• Justin Schaub

HOW TO FIND BMW PART NUMBERS QUICKLY

Over the years many BMW ETK catalogs have popped up which allow us to search for the exact part number we are looking for. ETK stands for Ersatzteilkatalog in German, which means spare parts catalog appropriately. Coming from aviation, we used illustrated parts catalogs from the manufacturers to find the exact part we needed fast. These catalogs first break down by your year, type, and model, then break down by the section of the car (engine, transmission, interior etc). They use pictures to quickly sort through all of the parts in that section.


Over the last 15 years, I have been using Real OEM for this application, as I feel its the quickest and least intrusive. So let's dive into this and see what it can all do.


First head over to www.realoem.com. When you land at the home page, there will be a large blue font that says "Click here to enter BMW catalog." If you have an Audi, Mercedes, Porsche, Saab, or Volkswagen, there is a link below this to enter those ETKs, but this is a BMW site, so let's get into the BMW catalog.



From here you can search for parts 3 different ways.

  1. Enter the VIN number of your car - the website has a vin decoder built in, so if you have your BMWs VIN number, you can enter it and it will find the exact year, make model, and options that you BMW came with.

  2. Part Number Search - If you know the part number already, you can reverse search with this option to see where it goes. This can be helpful if you have a part number laying around and don't know where it goes or what BMW it goes on to.

  3. Enter the info through the drop down tree - this is what I mostly use as I do not have my VIN handy. This is a simple tree where you choose your series, body, model, production month, and year. Keep in mind there are two catalogs now. A current and classic catalog. As of now E36 and older are in the classic catalog, but as chassis's become older and older, Real OEM, tends to move them into the classic catalog. I assume E46 will be very soon.
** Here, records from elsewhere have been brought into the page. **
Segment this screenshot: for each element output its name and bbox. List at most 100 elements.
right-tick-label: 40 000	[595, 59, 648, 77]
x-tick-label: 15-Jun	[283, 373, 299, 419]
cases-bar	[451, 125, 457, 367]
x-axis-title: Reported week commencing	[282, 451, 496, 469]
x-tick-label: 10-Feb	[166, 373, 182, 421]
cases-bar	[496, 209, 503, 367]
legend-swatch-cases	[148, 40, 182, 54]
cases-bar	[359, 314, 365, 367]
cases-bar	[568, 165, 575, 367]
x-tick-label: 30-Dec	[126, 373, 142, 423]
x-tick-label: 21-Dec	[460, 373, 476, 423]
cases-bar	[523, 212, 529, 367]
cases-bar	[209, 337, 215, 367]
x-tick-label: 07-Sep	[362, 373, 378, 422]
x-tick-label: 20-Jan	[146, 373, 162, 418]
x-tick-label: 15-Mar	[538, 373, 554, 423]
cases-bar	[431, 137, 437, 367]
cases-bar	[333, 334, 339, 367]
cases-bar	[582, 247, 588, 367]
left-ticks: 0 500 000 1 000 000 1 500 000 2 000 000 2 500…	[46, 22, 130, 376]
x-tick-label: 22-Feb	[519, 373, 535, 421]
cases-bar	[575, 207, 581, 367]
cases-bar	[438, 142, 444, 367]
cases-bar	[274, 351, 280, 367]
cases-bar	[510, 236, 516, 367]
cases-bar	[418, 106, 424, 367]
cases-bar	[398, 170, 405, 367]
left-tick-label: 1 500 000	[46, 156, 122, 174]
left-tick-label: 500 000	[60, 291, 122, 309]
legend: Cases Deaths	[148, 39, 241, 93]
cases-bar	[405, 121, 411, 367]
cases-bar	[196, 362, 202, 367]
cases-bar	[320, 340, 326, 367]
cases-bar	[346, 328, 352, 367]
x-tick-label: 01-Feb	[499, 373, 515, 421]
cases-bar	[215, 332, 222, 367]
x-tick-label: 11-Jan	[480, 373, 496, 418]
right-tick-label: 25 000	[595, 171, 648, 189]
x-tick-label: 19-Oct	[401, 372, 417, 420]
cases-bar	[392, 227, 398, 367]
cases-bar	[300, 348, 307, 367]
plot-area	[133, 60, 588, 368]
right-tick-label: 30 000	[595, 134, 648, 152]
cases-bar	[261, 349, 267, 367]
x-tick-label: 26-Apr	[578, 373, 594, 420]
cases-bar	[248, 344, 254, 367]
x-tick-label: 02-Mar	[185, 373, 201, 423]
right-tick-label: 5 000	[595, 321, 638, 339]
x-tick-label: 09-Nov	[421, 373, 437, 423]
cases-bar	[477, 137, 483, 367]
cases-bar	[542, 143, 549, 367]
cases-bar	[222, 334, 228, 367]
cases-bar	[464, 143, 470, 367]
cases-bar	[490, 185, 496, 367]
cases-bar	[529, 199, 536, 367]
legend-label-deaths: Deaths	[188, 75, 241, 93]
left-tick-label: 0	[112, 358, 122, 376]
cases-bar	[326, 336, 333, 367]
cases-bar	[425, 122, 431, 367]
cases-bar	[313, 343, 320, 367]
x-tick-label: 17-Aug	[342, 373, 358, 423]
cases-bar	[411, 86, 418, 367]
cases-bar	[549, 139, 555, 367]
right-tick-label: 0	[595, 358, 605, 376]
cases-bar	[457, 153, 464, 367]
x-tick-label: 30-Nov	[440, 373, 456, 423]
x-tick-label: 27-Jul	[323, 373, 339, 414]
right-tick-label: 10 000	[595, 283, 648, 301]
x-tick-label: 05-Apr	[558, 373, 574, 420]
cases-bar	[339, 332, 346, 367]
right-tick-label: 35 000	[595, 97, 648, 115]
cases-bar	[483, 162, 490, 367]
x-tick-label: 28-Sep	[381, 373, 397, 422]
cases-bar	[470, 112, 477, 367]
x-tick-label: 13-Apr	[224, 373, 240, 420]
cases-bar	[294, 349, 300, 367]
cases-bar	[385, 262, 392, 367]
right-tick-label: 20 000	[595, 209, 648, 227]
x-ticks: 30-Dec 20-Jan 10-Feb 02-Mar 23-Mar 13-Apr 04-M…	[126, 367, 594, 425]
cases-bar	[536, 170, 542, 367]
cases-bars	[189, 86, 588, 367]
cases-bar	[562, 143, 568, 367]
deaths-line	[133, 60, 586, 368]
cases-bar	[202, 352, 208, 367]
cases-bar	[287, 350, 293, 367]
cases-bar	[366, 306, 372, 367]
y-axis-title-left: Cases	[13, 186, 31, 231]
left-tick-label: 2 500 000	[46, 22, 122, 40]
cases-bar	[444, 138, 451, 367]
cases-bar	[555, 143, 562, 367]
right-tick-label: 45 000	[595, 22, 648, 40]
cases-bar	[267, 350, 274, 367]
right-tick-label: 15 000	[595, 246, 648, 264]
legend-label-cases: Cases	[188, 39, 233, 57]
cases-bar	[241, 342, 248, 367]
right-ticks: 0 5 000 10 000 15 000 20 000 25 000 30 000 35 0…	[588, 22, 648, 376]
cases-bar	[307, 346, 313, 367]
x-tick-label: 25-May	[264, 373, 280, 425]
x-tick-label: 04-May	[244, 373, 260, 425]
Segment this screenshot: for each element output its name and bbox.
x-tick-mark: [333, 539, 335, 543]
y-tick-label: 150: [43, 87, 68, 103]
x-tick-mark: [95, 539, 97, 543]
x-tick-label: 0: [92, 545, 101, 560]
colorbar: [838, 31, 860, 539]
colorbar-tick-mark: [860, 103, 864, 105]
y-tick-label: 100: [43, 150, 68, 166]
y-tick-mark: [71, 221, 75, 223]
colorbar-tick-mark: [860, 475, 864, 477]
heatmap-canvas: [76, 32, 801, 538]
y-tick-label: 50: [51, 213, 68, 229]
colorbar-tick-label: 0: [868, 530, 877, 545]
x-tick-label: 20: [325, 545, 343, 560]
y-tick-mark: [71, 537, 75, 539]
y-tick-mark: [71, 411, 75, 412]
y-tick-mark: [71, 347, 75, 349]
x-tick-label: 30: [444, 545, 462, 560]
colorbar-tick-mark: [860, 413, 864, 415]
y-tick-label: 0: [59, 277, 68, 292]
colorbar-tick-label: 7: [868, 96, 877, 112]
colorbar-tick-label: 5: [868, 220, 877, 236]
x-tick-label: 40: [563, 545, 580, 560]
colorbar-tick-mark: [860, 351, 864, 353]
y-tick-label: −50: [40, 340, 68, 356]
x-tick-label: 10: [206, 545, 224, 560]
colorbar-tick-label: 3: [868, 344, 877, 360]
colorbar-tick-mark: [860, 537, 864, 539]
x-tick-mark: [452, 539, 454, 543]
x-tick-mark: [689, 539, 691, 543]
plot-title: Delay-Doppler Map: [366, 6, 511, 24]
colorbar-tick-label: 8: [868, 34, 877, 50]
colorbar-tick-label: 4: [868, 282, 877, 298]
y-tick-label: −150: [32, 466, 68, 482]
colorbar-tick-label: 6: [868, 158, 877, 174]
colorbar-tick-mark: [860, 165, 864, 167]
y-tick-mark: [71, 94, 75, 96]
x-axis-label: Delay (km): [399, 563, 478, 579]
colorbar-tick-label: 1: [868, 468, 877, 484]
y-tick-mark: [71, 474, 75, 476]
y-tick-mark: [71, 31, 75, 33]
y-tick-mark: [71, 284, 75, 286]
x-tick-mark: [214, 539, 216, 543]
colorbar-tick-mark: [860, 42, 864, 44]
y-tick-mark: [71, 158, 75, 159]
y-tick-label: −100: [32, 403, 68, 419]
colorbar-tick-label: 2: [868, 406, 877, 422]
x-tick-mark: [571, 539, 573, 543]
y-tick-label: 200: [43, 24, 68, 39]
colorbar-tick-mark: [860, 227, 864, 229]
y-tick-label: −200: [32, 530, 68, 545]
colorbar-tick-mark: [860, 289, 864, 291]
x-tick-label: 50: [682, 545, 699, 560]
Once you choose your BMW, the next page brings us to an array of options broken down by areas in the car. Some of these options are engine, fuel supply, radiator, clutch, transmission, driveshaft, lighting and so on. Hopefully you know the relative location of the part you are looking for. Sometimes it can be tricky as BMW hides parts in sections you would not think they are in, so some trial and error is necessary at times.



Let's choose a part and walk through the process. On the BMW E36 chassis with the 6 cylinder engines, the oil filter housing gasket seems to dry out causing leaks. Let's dig into the ETK to find the part number for this gasket.



I know that the gasket is on the engine and part of the oil system. The oil filter housing gasket makes an oil tight connection between the side of the engine and the oil filter housing. So my best guess as to where this part would be located is in the engine section.



After clicking on the engine section, we are offered another drill down of various sections within the engine. Some of these include: engine housing, cylinder head, valve train, exhaust manifold etc. At this point you will just need to scroll through these pictures and try to find the most appropriate location for the part you need. I know that our oil filter housing has something to do with the oil system, so I found a section called "lubrication system." This seems like the best fit for me.



Inside the engine category, and then inside the lubrication system category, there are another two choices:

  • Lubrication System Oil Filter

  • Lubrication System/Oil Pump with Drive

Looking at the pictures for both of these, it looks like my best option would be the first, as it has to deal with the oil filter. Let's click that.



We are now shown an exploded view of that section of the engine. From here you can look on the picture for the part you need, or start reading through the table below it to see if you can find the description you are looking for. The exploded view has numbers next to each part that you can buy. Since I have done this gasket in the past, I know what it looks like, and it is number 8 in the picture. Scroll down through the table and find number 8. This simply says gasket. If you look to the right you can see the part number of the gasket, "11421719855." Real OEM will also give you an approximate price, but these vary so much with different vendors that I would not go off of this. This would also be the BMW price, but there are many aftermarket companies out there that make these parts and you can find the price much lower.



Before we end this there are a couple more things that you can do. Some of the parts actually have a little camera icon. You can click this and it will show you what the actual product looks like in real life. The last feature that I find I use quite often, is that you can click on the part number itself. This will bring you to another page where it will show you all of the BMWs that use this part number. This comes in handy for No Longer Available parts. If the part you need is is not made anymore, you can cross reference the part number and maybe find the part on a different car at the junk yard. Pretty slick huh.



After you found your part number, you can copy and past that part number into your favorite online parts supplier.


Don't forget that we (Race German) have access to tens of thousands of OEM and aftermarket parts. Even if they are not on our website, contact us and we can get you the part you need at a great price!



This tool is very handy and something I use weekly, if not daily. Happy hunting!